Methods: C57BL/6J mice were randomly divided into the control, DKD, DKD+dapagliflozin, and DKD+insulin treatment groups. Blood glucose levels and body weight were monitored. Renal function, tissue pathology, mitochondrial morphology and function, and lipid peroxidation biomarkers (lipid peroxidation [LPO], malondialdehyde [MDA], Glutathione Peroxidase 4 [GPX4], glutathione [GSH], and cystine transporter solute carrier family 7 member 11 [SLC7A11]) were evaluated. Human proximal tubule cells (HK2 cells) were exposed to high glucose alone or in combination with dapagliflozin. The mitochondrial membrane potential (MMP), adenosine triphosphate (ATP) level, NAD+/NADH ratio (oxidized/reduced ratio of nicotinamide adenine dinucleotide), and lipid peroxidation were measured. In addition, the role of the β-hydroxybutyrate- Calcium/Calmodulin Dependent Protein Kinase Kinase 2 (BHB-CaMKK2) axis in mediating dapagliflozin regulating Ferroptosis was examined.

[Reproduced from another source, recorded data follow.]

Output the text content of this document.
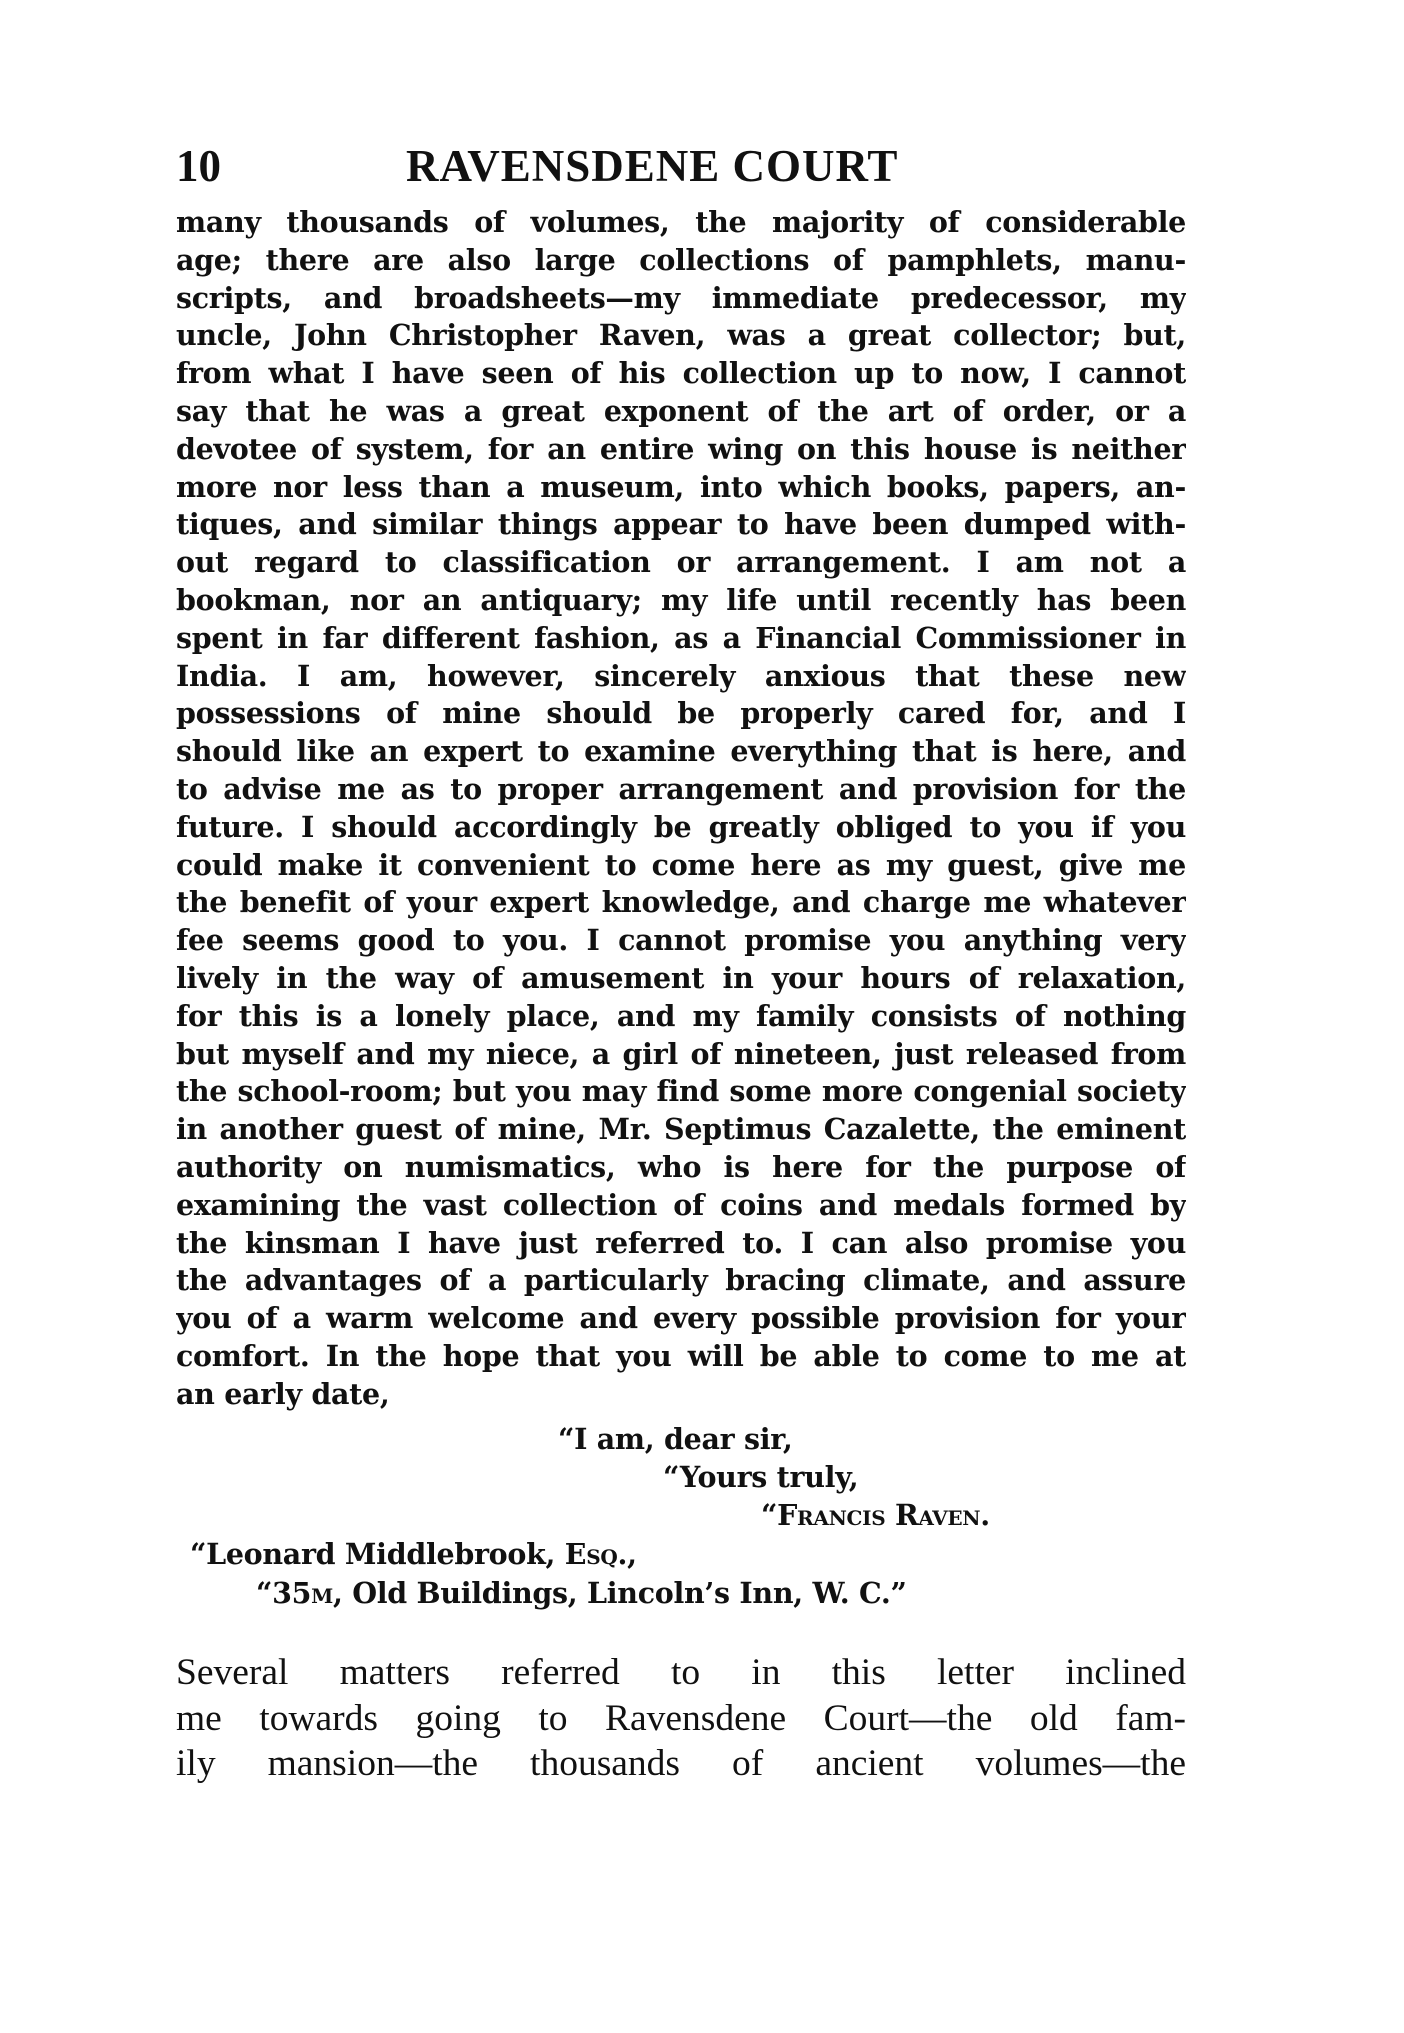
10	RAVENSDENE COURT
many thousands of volumes, the majority of considerable
age; there are also large collections of pamphlets, manu-
scripts, and broadsheets—my immediate predecessor, my
uncle, John Christopher Raven, was a great collector; but,
from what I have seen of his collection up to now, I cannot
say that he was a great exponent of the art of order, or a
devotee of system, for an entire wing on this house is neither
more nor less than a museum, into which books, papers, an-
tiques, and similar things appear to have been dumped with-
out regard to classification or arrangement. I am not a
bookman, nor an antiquary; my life until recently has been
spent in far different fashion, as a Financial Commissioner in
India. I am, however, sincerely anxious that these new
possessions of mine should be properly cared for, and I
should like an expert to examine everything that is here, and
to advise me as to proper arrangement and provision for the
future. I should accordingly be greatly obliged to you if you
could make it convenient to come here as my guest, give me
the benefit of your expert knowledge, and charge me whatever
fee seems good to you. I cannot promise you anything very
lively in the way of amusement in your hours of relaxation,
for this is a lonely place, and my family consists of nothing
but myself and my niece, a girl of nineteen, just released from
the school-room; but you may find some more congenial society
in another guest of mine, Mr. Septimus Cazalette, the eminent
authority on numismatics, who is here for the purpose of
examining the vast collection of coins and medals formed by
the kinsman I have just referred to. I can also promise you
the advantages of a particularly bracing climate, and assure
you of a warm welcome and every possible provision for your
comfort. In the hope that you will be able to come to me at
an early date,
“I am, dear sir,
“Yours truly,
“Francis Raven.
“Leonard Middlebrook, Esq.,
“35m, Old Buildings, Lincoln’s Inn, W. C.”
Several matters referred to in this letter inclined
me towards going to Ravensdene Court—the old fam-
ily mansion—the thousands of ancient volumes—the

Results: Dapagliflozin significantly ameliorated kidney injury in mice with DKD. Typical changes in Ferroptosis, including lipid peroxidation and impaired antioxidant capacity, increased in mice with DKD and HG-treated HK-2 cells. Dapagliflozin significantly improves ferroptosis-related lipid peroxidation and mitochondrial dysfunction. Furthermore, dapagliflozin suppressed the expression of CaMKK2, a key Ferroptosis regulator. Specific CaMKK2 inhibitors alleviated mitochondrial damage and Ferroptosis, whereas a CaMKK2 agonist counteracted the protective effects of dapagliflozin against mitochondrial, antioxidant, and anti-ferroptosis effects. In addition, dapagliflozin increased BHB production, which mediates its nephroprotective effects.

Conclusion: Dapagliflozin improves DKD by inhibiting Ferroptosis, promoting BHB production, and regulating CaMKK2.

Keywords

CaMKK2; SGLT2i; dapagliflozin; diabetic kidney disease; ferroptosis.